Laut Aufsichtsrat wusste man von den „massiven Gehaltserhöhungen“ der Chefin nichts. Diese fielen jetzt nur durch ein Gutachten von Wirtschaftsprüfern auf, die das tatsächliche Jahreseinkommen enttarnten — und darauf hinwiesen, ein akzeptables Gehalt könne maximal bei 150.000 bis 180.000 Euro liegen.
Für die Interessenvertretung „Selbstbestimmt Leben in Deutschland“ (ISL) in Berlin ist der Duisburger Fall „ein Skandal für sich“. Allerdings befürchtet Geschäftsführerin und Aktivistin Sigrid Arnade, dass hinter dem Extrembeispiel ein strukturelles Problem der Branche steckt — und dass oft zu viel gezahlt wird. Denn die Werkstätten seien zwar dem Anspruch nach gemeinnützig, es steckten aber knallhart wirtschaftende Unternehmen dahinter: „Sie fahren ordentlich Gewinne ein. Und es ist eine Ausbeutung der Beschäftigten.“ Auch 180.000 Euro Jahresgehalt für einen Geschäftsführer sei reichlich, wenn die Mitarbeiter mit Handicap im Schnitt 180 Euro im Monat verdienten — die ISL fordert für diese Beschäftigten einen Mindestlohn und eine Stärkung ihrer Arbeitnehmerrechte sowie mehr Transparenz bei den Chefgehältern.

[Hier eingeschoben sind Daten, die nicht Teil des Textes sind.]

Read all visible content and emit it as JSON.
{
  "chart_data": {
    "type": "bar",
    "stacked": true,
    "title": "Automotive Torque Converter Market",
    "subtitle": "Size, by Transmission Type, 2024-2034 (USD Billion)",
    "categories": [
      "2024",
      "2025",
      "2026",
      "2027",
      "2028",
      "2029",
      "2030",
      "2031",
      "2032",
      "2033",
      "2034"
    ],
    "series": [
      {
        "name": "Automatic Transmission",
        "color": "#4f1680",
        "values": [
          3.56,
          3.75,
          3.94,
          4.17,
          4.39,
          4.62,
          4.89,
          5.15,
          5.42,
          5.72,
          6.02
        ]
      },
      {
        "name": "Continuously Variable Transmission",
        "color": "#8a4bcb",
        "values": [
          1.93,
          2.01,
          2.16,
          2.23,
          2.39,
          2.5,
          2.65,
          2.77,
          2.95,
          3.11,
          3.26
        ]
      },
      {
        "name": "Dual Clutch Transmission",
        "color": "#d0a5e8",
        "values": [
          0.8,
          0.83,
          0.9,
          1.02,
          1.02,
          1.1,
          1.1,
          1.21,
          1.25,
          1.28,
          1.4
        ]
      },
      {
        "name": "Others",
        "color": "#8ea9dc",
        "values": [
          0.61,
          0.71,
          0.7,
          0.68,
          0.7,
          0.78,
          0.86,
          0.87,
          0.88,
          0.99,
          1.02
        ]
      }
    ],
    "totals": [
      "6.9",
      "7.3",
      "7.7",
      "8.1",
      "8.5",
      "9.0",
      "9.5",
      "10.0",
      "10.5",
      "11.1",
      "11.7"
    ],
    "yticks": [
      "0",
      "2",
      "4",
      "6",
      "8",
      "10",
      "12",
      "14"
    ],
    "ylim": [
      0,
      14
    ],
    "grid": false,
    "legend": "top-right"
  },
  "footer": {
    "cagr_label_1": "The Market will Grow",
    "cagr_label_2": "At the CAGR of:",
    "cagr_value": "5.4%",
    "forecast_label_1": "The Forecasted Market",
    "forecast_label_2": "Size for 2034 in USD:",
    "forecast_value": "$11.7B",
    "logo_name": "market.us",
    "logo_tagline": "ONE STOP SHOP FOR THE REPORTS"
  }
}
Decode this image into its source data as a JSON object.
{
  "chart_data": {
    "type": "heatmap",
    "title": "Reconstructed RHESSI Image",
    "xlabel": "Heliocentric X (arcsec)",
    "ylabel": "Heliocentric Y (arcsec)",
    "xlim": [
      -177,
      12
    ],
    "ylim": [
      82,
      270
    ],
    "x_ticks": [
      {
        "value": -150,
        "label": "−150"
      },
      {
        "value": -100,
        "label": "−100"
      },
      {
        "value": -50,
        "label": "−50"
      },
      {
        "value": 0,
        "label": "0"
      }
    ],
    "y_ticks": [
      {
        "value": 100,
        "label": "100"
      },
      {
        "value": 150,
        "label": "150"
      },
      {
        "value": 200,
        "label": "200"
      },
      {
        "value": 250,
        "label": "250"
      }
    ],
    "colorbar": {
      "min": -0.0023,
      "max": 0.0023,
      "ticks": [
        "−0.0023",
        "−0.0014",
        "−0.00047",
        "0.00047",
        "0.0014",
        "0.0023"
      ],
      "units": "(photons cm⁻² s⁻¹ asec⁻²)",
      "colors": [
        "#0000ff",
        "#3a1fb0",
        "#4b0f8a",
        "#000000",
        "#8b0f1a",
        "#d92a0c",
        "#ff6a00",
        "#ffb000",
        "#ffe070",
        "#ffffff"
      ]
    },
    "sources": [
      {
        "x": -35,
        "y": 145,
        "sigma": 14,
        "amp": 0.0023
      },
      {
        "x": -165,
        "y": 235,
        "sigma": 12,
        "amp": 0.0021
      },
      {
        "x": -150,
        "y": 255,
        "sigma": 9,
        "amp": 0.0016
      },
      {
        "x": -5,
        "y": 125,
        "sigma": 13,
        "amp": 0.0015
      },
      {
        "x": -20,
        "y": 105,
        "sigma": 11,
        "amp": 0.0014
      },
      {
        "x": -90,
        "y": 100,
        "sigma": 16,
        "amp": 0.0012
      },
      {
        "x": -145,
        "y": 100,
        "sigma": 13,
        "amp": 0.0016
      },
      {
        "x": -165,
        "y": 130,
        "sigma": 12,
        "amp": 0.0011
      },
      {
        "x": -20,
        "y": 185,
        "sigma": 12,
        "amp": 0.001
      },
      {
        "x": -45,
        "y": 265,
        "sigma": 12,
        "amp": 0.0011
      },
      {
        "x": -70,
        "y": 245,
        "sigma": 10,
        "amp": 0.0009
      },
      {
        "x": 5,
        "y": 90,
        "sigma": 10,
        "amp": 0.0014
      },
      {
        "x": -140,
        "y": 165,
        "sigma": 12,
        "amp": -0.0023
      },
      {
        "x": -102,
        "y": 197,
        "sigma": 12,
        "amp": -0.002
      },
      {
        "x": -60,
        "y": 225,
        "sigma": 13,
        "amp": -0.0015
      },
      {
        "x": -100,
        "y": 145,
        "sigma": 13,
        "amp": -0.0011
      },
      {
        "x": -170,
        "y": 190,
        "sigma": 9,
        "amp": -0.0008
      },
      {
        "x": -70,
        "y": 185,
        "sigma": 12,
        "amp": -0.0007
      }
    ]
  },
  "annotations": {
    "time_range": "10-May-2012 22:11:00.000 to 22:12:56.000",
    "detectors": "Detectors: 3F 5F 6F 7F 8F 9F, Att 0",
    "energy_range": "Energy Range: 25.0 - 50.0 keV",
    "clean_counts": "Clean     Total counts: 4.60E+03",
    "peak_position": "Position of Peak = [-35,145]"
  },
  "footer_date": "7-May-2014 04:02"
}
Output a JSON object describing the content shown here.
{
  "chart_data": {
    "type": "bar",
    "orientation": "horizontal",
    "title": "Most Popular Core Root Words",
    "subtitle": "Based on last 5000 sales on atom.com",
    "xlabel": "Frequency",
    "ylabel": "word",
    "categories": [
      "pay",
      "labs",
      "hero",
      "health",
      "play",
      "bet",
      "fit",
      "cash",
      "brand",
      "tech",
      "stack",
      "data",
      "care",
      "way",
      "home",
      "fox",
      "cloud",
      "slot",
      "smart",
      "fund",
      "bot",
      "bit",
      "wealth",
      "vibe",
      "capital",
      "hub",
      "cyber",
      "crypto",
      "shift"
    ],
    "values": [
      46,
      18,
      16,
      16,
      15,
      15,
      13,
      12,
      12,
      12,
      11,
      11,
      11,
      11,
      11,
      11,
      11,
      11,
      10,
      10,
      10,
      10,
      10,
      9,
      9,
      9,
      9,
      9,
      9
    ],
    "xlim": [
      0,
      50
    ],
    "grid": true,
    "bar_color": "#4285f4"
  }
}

Unsere Zeitung hakt nach — etwa bei Christoph Nieder, Geschäftsführer der Behindertenwerkstatt Proviel in Wuppertal. „Ich verdiene weniger“, sagt er mit Blick auf die Spanne von 150.000 bis 180.000 Euro. Er wisse: „Alles, was ich verdiene, steht dem gemeinnützigen Unternehmen nicht zur Verfügung.“ Durch den Trägerverein seien die Gehälter kontrolliert. „Wir sind sauber aufgestellt.“ Das glaubt auch Stefan Pauls, Geschäftsführer der Wuppertaler Lebenshilfe, der ebenfalls angibt, unterhalb der Spanne zu verdienen. Er könne zudem „seine Hand dafür ins Feuer legen“, dass kein anderer Chef einer Behindertenwerkstatt in Deutschland 376.000 Euro im Jahr bekomme. „Wir haben uns schon bewusst entschieden, im sozialen Bereich zu arbeiten und nicht in der freien Wirtschaft.“
Genau da allerdings liege das Problem, sagt Josef Neumann (SPD), Wuppertaler Landtagsabgeordneter und früherer Chef der Lebenshilfe Solingen: Man bewege sich zwischen „Rehabilitationsanspruch auf der einen und Markt auf der anderen Seite“. Für die Beschäftigten müsse der Geschäftsführer einer Behindertenwerkstatt einen geschützten Rahmen schaffen — in NRW als einzigem Bundesland gebe es auch für Schwerstbehinderte ein Anrecht auf die Arbeit —, gleichzeitig konkurriere er mit anderen Firmen etwa um die Ingenieure. „Es ist kein Job wie jeder andere im öffentlichen Dienst“, sagt Neumann. Er hält zwischen 100.000 und 180.000 Euro Jahresgehalt für angemessen — er selbst habe 10.000 Euro brutto pro Monat erhalten, aber auch bis zu 70 Stunden pro Woche gearbeitet. Und: Netto habe ein Gymnasialschulleiter als Beamter mehr.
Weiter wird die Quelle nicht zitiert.